Majoe Mathew has been staring at the ends of the world a long time, and according to him, it’s constantly changing. Standing at the last frontier between desert and road at sunrise, Majoe inhales deeply. You can smell the freshly sprayed bitumen here, mixed with the dull scent of industrial machinery. And beyond, always present, the whiff of open sky, rolling desert and an incredibly deep blue sea so full of fish you can see them jumping out if you look long enough.
Majoe seems to live and breathe the road here, heading a team that has built the newest road in the sultanate. As the site manager of road maker Strabag Oman looks out over Khuwaymah, where Phase One of the tarmac, now complete, ends, he tells of the story of the road. It is a complex tale of discovering the desert, getting stuck in it and surviving sand storms for three months a year. But over the technicalities of blasting rock, building upon sand and through sabkha, Majoe laces his experiences with a first-hand account of the land and its people.

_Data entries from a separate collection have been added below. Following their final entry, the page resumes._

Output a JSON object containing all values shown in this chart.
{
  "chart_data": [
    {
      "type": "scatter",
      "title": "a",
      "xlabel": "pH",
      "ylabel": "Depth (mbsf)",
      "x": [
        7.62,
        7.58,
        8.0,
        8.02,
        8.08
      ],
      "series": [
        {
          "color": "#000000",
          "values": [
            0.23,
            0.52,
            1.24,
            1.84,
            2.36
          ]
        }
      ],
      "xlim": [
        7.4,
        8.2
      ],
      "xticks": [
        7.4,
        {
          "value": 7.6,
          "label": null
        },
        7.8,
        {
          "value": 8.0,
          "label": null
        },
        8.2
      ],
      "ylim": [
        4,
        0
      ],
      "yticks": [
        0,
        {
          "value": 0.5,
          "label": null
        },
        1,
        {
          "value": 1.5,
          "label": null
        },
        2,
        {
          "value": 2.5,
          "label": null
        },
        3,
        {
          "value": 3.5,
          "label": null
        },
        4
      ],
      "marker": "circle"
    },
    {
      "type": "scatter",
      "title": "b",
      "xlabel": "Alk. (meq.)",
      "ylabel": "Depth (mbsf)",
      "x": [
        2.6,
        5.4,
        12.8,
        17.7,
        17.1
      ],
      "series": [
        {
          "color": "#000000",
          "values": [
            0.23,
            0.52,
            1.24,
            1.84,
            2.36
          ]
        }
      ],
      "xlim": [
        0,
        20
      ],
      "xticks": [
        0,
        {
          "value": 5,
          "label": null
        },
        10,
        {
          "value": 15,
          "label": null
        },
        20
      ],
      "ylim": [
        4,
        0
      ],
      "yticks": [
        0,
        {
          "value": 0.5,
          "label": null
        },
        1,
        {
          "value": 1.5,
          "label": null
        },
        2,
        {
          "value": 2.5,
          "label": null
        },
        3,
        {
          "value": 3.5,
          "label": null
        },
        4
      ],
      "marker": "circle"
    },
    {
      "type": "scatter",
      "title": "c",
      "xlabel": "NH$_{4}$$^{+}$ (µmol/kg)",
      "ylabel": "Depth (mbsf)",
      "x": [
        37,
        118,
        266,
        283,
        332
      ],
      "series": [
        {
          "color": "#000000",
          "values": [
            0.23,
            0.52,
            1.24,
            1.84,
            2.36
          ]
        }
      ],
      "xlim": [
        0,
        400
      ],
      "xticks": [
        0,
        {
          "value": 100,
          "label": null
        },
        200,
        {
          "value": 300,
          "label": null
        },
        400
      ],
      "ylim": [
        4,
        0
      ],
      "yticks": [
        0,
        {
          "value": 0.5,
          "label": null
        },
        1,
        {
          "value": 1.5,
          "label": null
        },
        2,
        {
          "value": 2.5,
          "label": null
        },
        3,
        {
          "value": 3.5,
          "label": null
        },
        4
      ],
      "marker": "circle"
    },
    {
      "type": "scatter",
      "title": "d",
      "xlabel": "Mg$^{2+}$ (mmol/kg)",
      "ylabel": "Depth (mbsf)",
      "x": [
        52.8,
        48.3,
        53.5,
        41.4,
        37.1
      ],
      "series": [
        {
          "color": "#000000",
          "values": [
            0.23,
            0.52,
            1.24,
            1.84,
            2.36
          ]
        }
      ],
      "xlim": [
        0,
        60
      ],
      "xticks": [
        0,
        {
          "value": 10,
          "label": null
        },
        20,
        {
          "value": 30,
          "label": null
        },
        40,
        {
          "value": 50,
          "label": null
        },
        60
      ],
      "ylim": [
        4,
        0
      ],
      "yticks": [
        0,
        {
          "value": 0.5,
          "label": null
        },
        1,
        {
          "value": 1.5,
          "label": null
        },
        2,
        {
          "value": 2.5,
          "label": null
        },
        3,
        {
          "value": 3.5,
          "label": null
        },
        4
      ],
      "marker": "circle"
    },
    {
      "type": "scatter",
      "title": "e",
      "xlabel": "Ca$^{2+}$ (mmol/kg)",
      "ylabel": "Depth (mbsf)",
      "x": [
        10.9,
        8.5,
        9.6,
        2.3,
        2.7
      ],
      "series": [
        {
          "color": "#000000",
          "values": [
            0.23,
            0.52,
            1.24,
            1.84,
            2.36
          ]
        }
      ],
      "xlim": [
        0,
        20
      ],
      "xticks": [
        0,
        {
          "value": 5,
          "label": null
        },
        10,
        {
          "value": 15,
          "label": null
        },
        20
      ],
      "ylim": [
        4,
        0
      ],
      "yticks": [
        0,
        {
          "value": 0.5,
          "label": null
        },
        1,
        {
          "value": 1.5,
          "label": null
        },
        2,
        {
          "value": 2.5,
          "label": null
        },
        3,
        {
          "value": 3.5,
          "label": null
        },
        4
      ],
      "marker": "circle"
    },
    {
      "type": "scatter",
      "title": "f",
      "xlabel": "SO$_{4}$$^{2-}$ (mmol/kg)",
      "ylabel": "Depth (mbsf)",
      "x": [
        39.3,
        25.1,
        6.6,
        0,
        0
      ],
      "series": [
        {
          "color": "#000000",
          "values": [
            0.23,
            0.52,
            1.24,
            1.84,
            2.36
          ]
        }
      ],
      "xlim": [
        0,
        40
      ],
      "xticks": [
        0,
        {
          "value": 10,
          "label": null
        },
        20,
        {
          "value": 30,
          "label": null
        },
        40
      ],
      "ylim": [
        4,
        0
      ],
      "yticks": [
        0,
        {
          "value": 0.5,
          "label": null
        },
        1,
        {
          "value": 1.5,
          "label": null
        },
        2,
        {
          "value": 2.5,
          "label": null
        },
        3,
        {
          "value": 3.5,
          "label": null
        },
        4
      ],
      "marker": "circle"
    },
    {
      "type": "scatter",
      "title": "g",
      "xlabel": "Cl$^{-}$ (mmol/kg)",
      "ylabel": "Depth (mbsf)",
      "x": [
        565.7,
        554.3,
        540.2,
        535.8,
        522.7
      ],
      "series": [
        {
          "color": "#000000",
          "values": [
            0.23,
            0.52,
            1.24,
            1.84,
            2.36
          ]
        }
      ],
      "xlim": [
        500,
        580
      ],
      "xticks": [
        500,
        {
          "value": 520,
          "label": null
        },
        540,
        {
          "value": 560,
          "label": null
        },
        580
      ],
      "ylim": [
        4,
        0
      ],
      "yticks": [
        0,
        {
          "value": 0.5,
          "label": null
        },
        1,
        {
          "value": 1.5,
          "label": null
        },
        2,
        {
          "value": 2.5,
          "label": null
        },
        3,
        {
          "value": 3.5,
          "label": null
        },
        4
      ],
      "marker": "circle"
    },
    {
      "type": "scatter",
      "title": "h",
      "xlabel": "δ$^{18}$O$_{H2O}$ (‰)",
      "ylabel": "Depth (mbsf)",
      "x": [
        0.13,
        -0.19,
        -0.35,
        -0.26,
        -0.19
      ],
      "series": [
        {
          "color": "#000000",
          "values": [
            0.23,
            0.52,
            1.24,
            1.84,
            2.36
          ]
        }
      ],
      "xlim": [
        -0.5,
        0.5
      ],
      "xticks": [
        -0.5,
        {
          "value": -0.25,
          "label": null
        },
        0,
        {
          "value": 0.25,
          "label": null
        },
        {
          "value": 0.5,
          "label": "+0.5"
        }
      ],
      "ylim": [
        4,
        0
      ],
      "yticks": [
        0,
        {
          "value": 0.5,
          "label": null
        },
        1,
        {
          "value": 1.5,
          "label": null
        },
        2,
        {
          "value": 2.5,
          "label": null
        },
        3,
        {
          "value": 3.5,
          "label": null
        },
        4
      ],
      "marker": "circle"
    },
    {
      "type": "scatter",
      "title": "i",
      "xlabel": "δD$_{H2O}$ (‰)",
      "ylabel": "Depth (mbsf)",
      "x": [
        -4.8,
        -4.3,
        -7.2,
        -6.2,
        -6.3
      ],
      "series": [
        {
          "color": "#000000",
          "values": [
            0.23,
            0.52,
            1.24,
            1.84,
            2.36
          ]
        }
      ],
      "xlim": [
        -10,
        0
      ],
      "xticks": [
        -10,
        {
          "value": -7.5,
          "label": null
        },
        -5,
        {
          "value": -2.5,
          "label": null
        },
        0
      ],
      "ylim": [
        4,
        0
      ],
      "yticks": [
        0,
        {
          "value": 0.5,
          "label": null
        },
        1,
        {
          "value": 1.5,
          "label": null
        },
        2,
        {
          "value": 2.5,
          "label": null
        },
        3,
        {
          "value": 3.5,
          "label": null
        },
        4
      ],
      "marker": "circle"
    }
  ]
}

While phone calls in his office make him roll out blueprints, it is a National Geographic that lies on his table at the site camp, tucked away in a pause in the sand dunes, off the new road. So instead of bitumen ratios and kilometre readings, there’s a prehistoric chimp staring up at you from its yellow-rectangle frame. “I don’t believe that you can really get a feel of a place as a tourist,” he says. “To really experience a place, you have to live in it, and know its people.” Such insight developed early, from his roadwork around the Indian subcontinent, where travel went hand in hand with asphalt. “I was always interested in the socio-anthropological aspect of things around me,” he says, halfway through a carrot.